• Biofilm
• protesi ortopediche
• CBR
• DFR

L’infezione protesica rappresenta la terza causa di fallimento dell’impianto protesico nell’intervento primario ed è la prima causa nella chirurgia di revisione entro i primi cinque anni. Nonostante i progressi diagnostici raggiunti negli ultimi anni, la percentuale di infezione protesica è sottostimata, perché rimangono ancora incertezze sul criterio diagnostico. Le infezioni del sito chirurgico rappresentano una potenziale complicanza nella chirurgia ortopedica protesica, con un’incidenza che varia da 0,5% al 3% per i primi impianti di protesi totale d’anca e protesi totale di ginocchio, arrivando fino al 20% in caso di revisioni.
Il presente lavoro di tesi è stato condotto nell’ambito del Progetto di Ricerca d’Ateneo, PRA 2017_18 con l’obiettivo di sviluppare approcci innovativi di prevenzione, diagnosi e trattamento delle infezioni da biofilm associate all’uso di dispositivi medici. A tale scopo, sono stati messi a confronto modelli di studio del biofilm microbico in vitro, utilizzando sistemi statici e dinamici; in particolare in quest’ultimo caso sono stati allestiti bioreattori, quali il CDC Biofilm Reactor (CBR) e il Drip Flow Biofilm Reactor (DFR). Al fine di effettuare uno studio comparativo; all’interno dei bioreattori sono stati alloggiati supporti costituiti da differenti materiali ortopedici, nano-strutturati e nano-rivestiti. Il biofilm sviluppato su tali supporti è stato sottoposto a moderate e ad alte forze di taglio, per valutare la capacità delle specie microbiche di aderire in differenti condizioni dinamiche. I materiali indagati sono stati scelti tra quelli impiegati nella produzione di protesi articolari: il policarbonato, il titanio (Ti6Al4V), l’acciaio steeless-316, il carbonio, il carbonio-peek, il cobalto-cromo, il titanio rivestito di nano-particelle d’argento e cobalto-cromo rivestito di nano-particelle d’argento. Sono state utilizzate diverse specie batteriche, nello specifico Staphylococcus epidermidis ATCC 35984, che esprime i geni icaA e icaD codificanti l’adesina PIA polysaccharide-intercellular-adhesin, e Pseudomonas aeruginosa, ATCC 700888.
I bioreattori sono stati allestiti secondo lo Standard Operation Protocol definito dal produttore. Sospensioni dei ceppi in fase stazionaria (1 x 108 UFC/mL) cresciute in 30 g/L Trypticase Soy Broth (Oxoid, UK) 37°C, 18h, sono state utilizzate per la fase di inoculo del bioreattore e adesione della specie indagata (18h). Successivamente, il bioreattore è stato perfuso in continuo con Trypticase Soy Broth (Oxoid, UK) e mantenuto a 37°C, sottoponendo i supporti a differenti forze di taglio: forza rotazionale di 80-120 r.p.m. per il CBR e la forza gravitazionale per il DFR. Dopo 48h, il biofilm sviluppatosi sui coupons è stato prelevato ed analizzato.

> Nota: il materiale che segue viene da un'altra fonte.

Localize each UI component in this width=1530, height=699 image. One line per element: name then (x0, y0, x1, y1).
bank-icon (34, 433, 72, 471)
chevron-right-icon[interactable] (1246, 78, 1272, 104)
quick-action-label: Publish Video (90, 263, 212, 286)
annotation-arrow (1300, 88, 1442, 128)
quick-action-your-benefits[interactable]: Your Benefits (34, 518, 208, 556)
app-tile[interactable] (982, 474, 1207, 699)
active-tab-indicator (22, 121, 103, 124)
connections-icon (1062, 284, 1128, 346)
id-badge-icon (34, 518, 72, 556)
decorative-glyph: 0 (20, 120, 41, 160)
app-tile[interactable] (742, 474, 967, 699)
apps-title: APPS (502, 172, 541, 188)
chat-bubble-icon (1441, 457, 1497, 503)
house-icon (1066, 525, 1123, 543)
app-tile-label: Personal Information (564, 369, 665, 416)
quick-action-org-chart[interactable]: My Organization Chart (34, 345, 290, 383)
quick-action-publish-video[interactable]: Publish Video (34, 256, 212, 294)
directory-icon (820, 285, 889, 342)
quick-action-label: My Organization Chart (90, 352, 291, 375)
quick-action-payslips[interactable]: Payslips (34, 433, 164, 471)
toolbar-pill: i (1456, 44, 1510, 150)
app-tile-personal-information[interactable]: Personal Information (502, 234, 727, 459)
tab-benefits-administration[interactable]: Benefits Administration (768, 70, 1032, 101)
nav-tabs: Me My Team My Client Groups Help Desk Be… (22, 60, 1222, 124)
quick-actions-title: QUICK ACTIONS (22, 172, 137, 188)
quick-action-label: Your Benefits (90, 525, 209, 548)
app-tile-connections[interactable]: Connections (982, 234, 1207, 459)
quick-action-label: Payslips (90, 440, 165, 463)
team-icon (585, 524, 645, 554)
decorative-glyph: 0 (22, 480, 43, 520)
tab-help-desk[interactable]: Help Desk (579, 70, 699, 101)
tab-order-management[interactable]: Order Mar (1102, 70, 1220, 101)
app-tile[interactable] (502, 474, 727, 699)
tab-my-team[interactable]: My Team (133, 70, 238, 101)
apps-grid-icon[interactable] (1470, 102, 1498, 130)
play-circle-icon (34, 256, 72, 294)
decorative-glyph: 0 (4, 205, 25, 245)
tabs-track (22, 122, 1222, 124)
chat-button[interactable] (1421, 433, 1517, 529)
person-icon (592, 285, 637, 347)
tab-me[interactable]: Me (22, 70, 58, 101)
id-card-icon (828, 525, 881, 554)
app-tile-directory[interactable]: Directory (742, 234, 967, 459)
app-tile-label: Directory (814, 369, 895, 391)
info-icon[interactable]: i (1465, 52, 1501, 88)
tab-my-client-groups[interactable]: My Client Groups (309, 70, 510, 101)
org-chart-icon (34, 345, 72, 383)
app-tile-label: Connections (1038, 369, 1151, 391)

La vitalità cellulare è stata determinata quantitativamente attraverso due metodiche: il saggio colorimetrico MTT (3-(4,5-dimethylthiazol-2-
yl)-2,5-diphenyltetrazolium bromide, Sigma, USA) e la determinazione delle cellule vitali su cm2 (UFC/cm2). Il saggio MTT si basa su di una reazione colorimetrica dovuta alla riduzione del MTT da parte delle cellule vitali, con la formazione di un prodotto solido colorato, che viene reso solubile da un solvente appropriato (DMSO, Dimetilsulfossido, Sigma, USA) e quantificato spettrofotometricamente (570 nm). La seconda metodica di valutazione segue il protocollo standardizzato ASTM E2647 – 13, che prevede l’omogenizzazione del biofilm estratto per raschiamento e la semina di diverse diluizioni dello stesso campione, in duplicato, in terreni agarizzati.
Lo studio di nuovi materiali capaci di inibire l’adesione microbica ha permesso di ottenere informazioni utili per le applicazioni industriali, identificando le proprietà intrinseche dei materiali che costituiscono i dispositivi medici, al fine di prevenire le infezioni biofilm-correlate.